What we’ll see in the next post is how code in the web and worker roles of the application leverage AcceptMessage, SubmitMessage, and the QueueMessage instances to carry out the workflow of the Photo Mosaics application.

Key Takeaways

I realize that was quite of lot of technical content to absorb, and if you’re really interested in understanding it, you’re likely poring over the code now.  If I lost you as soon as you scrolled past the first screen – no worries.   I feel the biggest takeaway from this post is that creating a flexible and fault-tolerant infrastructure for handling your messaging between the various roles in your application is paramount.   The time you spend doing that will reap rewards later as you’re building out the processing for the application and as new requirements and unforeseen challenges surface.  I don’t suggest that the framework I’ve set up here is ideal; however, some sort of framework is recommended, and hopefully this post has provided some food-for-thought.

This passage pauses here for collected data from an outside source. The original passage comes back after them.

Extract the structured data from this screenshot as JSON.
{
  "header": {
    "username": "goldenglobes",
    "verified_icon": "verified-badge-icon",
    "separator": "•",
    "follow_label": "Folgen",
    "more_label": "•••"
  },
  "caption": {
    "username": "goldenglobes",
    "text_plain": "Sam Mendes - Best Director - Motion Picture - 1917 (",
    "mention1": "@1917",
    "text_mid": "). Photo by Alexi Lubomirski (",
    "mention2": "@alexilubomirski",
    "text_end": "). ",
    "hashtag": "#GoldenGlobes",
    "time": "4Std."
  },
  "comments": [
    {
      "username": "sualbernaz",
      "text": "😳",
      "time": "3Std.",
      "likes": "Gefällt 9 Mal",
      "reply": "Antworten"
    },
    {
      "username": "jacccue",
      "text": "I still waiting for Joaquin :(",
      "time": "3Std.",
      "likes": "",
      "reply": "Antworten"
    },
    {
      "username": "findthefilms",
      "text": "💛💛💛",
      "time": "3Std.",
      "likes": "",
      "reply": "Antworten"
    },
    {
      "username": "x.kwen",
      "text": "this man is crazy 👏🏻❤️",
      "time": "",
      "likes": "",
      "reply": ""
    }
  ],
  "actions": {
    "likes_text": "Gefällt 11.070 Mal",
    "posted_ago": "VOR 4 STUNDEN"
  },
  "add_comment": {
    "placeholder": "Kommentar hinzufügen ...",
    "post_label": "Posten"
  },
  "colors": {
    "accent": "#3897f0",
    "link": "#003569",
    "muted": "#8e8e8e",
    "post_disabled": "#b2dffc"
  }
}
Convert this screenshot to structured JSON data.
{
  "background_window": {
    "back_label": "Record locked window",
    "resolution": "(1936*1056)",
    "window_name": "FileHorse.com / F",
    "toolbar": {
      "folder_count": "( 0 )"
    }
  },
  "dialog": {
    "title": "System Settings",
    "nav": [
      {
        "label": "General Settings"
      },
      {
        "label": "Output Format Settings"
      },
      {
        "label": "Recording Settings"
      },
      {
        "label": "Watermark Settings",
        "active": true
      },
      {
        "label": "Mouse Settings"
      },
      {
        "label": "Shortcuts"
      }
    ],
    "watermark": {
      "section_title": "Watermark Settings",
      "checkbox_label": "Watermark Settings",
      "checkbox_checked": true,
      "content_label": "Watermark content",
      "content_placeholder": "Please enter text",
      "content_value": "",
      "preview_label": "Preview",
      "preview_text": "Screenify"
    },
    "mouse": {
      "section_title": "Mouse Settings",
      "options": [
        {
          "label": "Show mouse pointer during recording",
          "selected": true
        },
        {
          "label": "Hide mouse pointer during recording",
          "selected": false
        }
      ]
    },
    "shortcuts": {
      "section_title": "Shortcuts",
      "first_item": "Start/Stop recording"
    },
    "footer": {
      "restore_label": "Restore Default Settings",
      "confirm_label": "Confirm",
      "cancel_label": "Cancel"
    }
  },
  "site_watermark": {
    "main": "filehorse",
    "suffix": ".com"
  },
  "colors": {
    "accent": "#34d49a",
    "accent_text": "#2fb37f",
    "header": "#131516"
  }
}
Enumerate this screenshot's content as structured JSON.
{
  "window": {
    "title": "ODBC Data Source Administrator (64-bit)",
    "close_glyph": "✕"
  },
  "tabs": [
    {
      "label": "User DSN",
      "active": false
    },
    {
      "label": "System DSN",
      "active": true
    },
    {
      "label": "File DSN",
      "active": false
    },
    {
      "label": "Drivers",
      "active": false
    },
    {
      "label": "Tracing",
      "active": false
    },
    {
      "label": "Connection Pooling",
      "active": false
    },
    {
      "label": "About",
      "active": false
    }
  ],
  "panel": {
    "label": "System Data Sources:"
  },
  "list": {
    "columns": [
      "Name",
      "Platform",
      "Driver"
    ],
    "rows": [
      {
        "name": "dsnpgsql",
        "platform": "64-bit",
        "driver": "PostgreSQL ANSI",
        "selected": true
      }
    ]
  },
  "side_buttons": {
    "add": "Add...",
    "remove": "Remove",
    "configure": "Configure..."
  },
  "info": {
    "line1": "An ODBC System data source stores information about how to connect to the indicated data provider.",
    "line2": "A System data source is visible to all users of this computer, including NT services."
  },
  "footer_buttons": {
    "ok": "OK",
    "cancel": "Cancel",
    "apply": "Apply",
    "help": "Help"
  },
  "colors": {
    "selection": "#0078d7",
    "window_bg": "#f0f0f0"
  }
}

Lastly, we haven’t talked much yet about diagnostics or monitoring, but it should be apparent that queues are one of the more significant barometers of how well the application is running in Windows Azure.   If the queue length gets too high, it may mean that you need additional web or worker roles to handle the additional requests.  On the other hand, if there’s never any wait time, perhaps the load is so light that you could dial down some of the roles you have spun up (and save some money).  We’ll look at Windows Azure diagnostics and tracing in a later blog post, and it’s through that mechanism that you can keep tabs on the application’s health and even respond automatically to bursts or lulls in activity made manifest by changes in queue length.